For the first time since the Opium Wars of the 19th century, China’s borders and territory are unchallenged. No conflict frays the country’s edges. This stability has allowed for rapid industrialization, foreign investment and the rise of an urban Chinese middle class. Why would China jeopardize this in a trade spat with the U.S.?
Hard-won political unity created the conditions in China for the reforms of the Deng Xiaoping era and the country’s huge economic success. Those gains, in turn, make China confident and strengthen its hand in talks with the Trump administration that will ultimately come.
The advances are also the biggest thing China has to lose. The stronger China’s position, the more it has the scope — and necessity — to offer concessions to stave off a conflict.
The conventional wisdom is that the U.S. has a lot to lose as President Donald Trump pressures Beijing with tariff threats and Beijing responds in kind. At the Harvard College China Forum this past weekend in Boston, speakers pointed out that China isn’t entirely unassailable.
China’s current geographic security, especially in contrast to the past two tumultuous centuries, may offer a potential route out of a trade conflict that would injure both countries. After all, Beijing has a much greater strategic game to play: the Belt & Road Initiative. This trillion-dollar vision would open new connections to Asia, Europe and Africa, via railways, roads, ports and power grids.
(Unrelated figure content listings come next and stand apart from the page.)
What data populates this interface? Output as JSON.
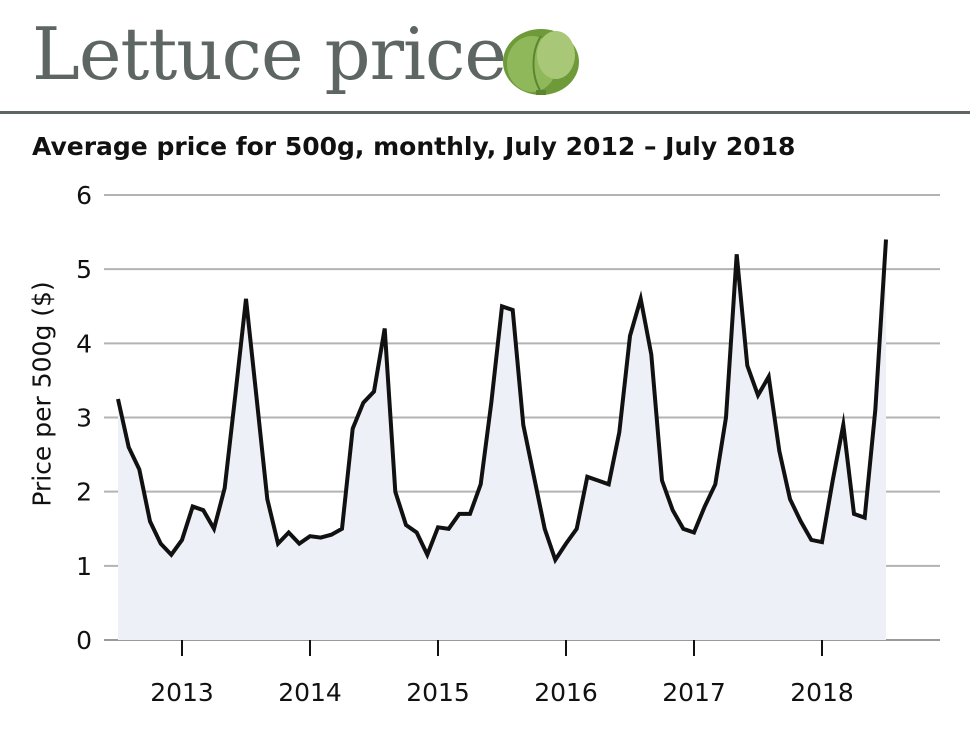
{
  "chart_data": {
    "type": "line",
    "title": "Lettuce price",
    "subtitle": "Average price for 500g, monthly, July 2012 – July 2018",
    "xlabel": "",
    "ylabel": "Price per 500g ($)",
    "ylim": [
      0,
      6
    ],
    "y_ticks": [
      "0",
      "1",
      "2",
      "3",
      "4",
      "5",
      "6"
    ],
    "x_ticks": [
      "2013",
      "2014",
      "2015",
      "2016",
      "2017",
      "2018"
    ],
    "grid": "horizontal",
    "area_fill": true,
    "line_color": "#111111",
    "fill_color": "#eef0f7",
    "grid_color": "#b3b3b3",
    "icon": "lettuce-icon",
    "series": [
      {
        "name": "",
        "start": "2012-07",
        "frequency": "monthly",
        "values": [
          3.25,
          2.6,
          2.3,
          1.6,
          1.3,
          1.15,
          1.35,
          1.8,
          1.75,
          1.5,
          2.05,
          3.3,
          4.6,
          3.25,
          1.9,
          1.3,
          1.45,
          1.3,
          1.4,
          1.38,
          1.42,
          1.5,
          2.85,
          3.2,
          3.35,
          4.2,
          2.0,
          1.55,
          1.45,
          1.15,
          1.52,
          1.5,
          1.7,
          1.7,
          2.1,
          3.2,
          4.5,
          4.45,
          2.9,
          2.2,
          1.5,
          1.08,
          1.3,
          1.5,
          2.2,
          2.15,
          2.1,
          2.8,
          4.1,
          4.6,
          3.85,
          2.15,
          1.75,
          1.5,
          1.45,
          1.8,
          2.1,
          3.0,
          5.2,
          3.7,
          3.3,
          3.55,
          2.55,
          1.9,
          1.6,
          1.35,
          1.32,
          2.15,
          2.9,
          1.7,
          1.65,
          3.1,
          5.4
        ]
      }
    ]
  }
}
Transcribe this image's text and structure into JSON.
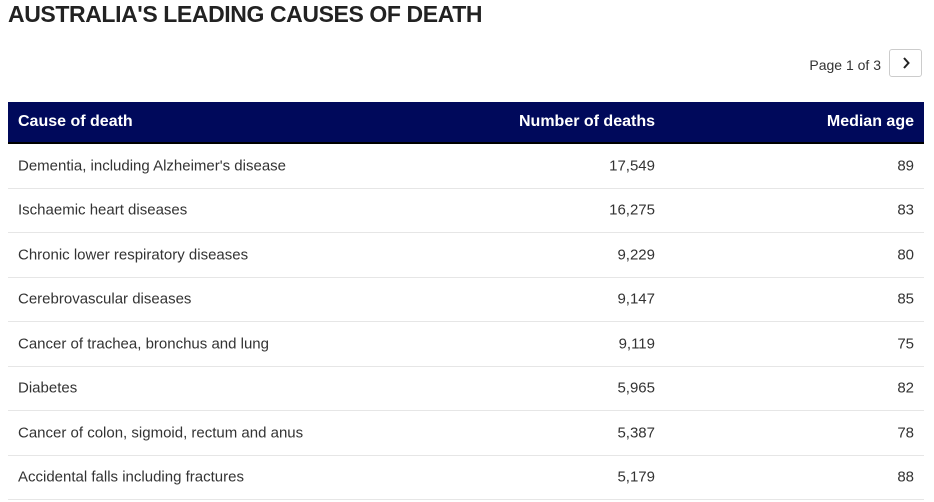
{
  "header": {
    "title": "AUSTRALIA'S LEADING CAUSES OF DEATH",
    "pagination": "Page 1 of 3"
  },
  "table": {
    "columns": [
      "Cause of death",
      "Number of deaths",
      "Median age"
    ],
    "rows": [
      [
        "Dementia, including Alzheimer's disease",
        "17,549",
        "89"
      ],
      [
        "Ischaemic heart diseases",
        "16,275",
        "83"
      ],
      [
        "Chronic lower respiratory diseases",
        "9,229",
        "80"
      ],
      [
        "Cerebrovascular diseases",
        "9,147",
        "85"
      ],
      [
        "Cancer of trachea, bronchus and lung",
        "9,119",
        "75"
      ],
      [
        "Diabetes",
        "5,965",
        "82"
      ],
      [
        "Cancer of colon, sigmoid, rectum and anus",
        "5,387",
        "78"
      ],
      [
        "Accidental falls including fractures",
        "5,179",
        "88"
      ]
    ]
  }
}
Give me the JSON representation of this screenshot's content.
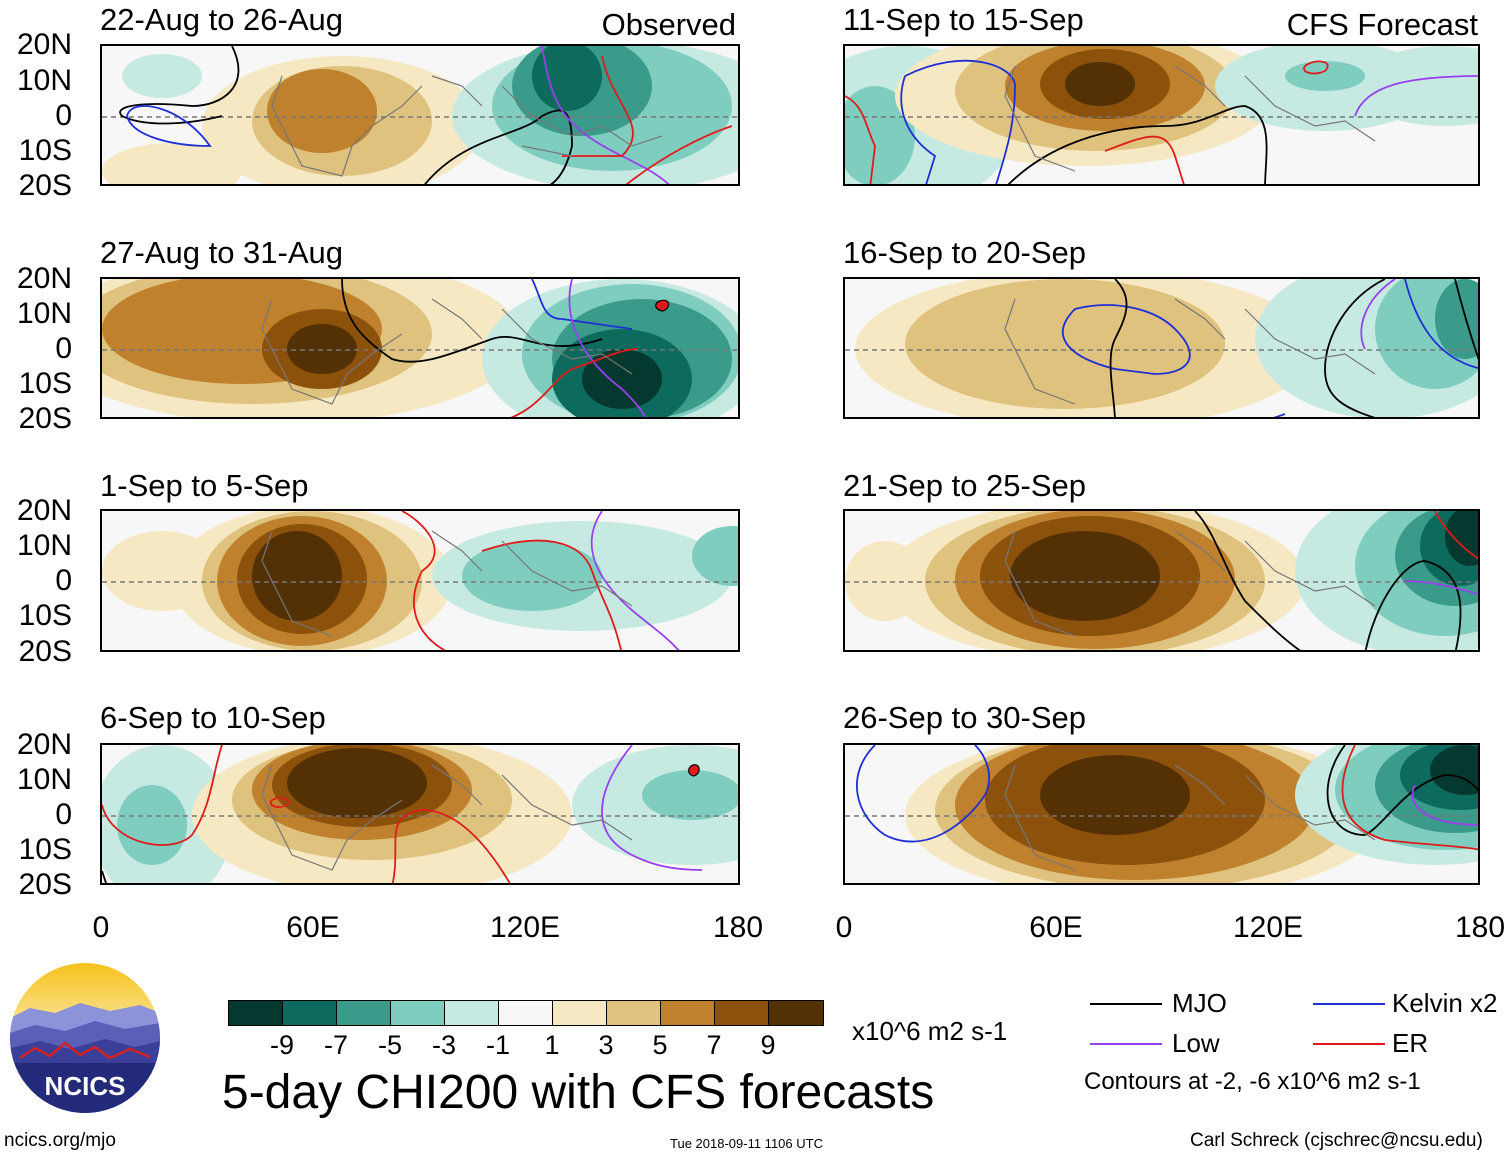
{
  "left_header": "Observed",
  "right_header": "CFS Forecast",
  "panels_left": [
    {
      "period": "22-Aug to 26-Aug"
    },
    {
      "period": "27-Aug to 31-Aug"
    },
    {
      "period": "1-Sep to 5-Sep"
    },
    {
      "period": "6-Sep to 10-Sep"
    }
  ],
  "panels_right": [
    {
      "period": "11-Sep to 15-Sep"
    },
    {
      "period": "16-Sep to 20-Sep"
    },
    {
      "period": "21-Sep to 25-Sep"
    },
    {
      "period": "26-Sep to 30-Sep"
    }
  ],
  "lat_labels": [
    "20N",
    "10N",
    "0",
    "10S",
    "20S"
  ],
  "lon_labels": [
    "0",
    "60E",
    "120E",
    "180"
  ],
  "colorbar": {
    "colors": [
      "#05392f",
      "#0d6b5d",
      "#3a9b8b",
      "#7fcdbf",
      "#c6eae2",
      "#f7f7f7",
      "#f6e8c3",
      "#dfc27d",
      "#bf812d",
      "#8c510a",
      "#543005"
    ],
    "ticks": [
      "-9",
      "-7",
      "-5",
      "-3",
      "-1",
      "1",
      "3",
      "5",
      "7",
      "9"
    ],
    "units": "x10^6 m2 s-1"
  },
  "main_title": "5-day CHI200 with CFS forecasts",
  "legend": {
    "items": [
      {
        "label": "MJO",
        "color": "#000000"
      },
      {
        "label": "Kelvin x2",
        "color": "#1f2fd8"
      },
      {
        "label": "Low",
        "color": "#9a3ff0"
      },
      {
        "label": "ER",
        "color": "#e01b1b"
      }
    ],
    "note": "Contours at -2, -6 x10^6 m2 s-1"
  },
  "logo_text": "NCICS",
  "footer": {
    "site": "ncics.org/mjo",
    "timestamp": "Tue 2018-09-11 1106 UTC",
    "author": "Carl Schreck (cjschrec@ncsu.edu)"
  }
}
That sort of long-term investment is what political unity — however it is garnered — enables. In contrast, the U.S. looks more like a nation of divided tribes where decision making is increasingly messy.
In particular, with almost two months until a proposed $50 billion of tariffs go into effect, American-based multinationals that anchor global supply chains can lobby to their heart’s content. Keep at least one eye on Congress, which has ultimate authority over trade. Trade wars that hurt constituents are rarely loved on the Hill.
The broadest measure of China’s trade picture, the current-account surplus, is diminishing to the point of being almost negligible. It was about 1.3 percent of gross domestic product at the end of 2017. The country’s economy is increasingly dominated by services, consumption and technology.
Despite broadsides from the White House assailing China’s predatory approach on technology and Beijing’s defiance, their interests have already begun to align. Chinese companies overtook Japan last year as the world’s second-largest filers of patents, according to the World Intellectual Property Organization. On current trends, it will overtake the U.S. within three years.
China may then be looking for strong protection of intellectual property, according to Fred Hu, founder and chairman of Beijing-based Primavera Capital. One of Trump’s central complaints about China is what the White House calls state-led efforts to coerce the transfer or even theft of intellectual property.
On this, China’s and America’s shared interests may help provide grounds for a broader compromise on trade, Hu told the Harvard gathering.
It’s the strength and increasing breadth of China’s influence that put it in the box seat. Strength can be deployed to defuse a trade war, as well as wage it. Advantage: Xi.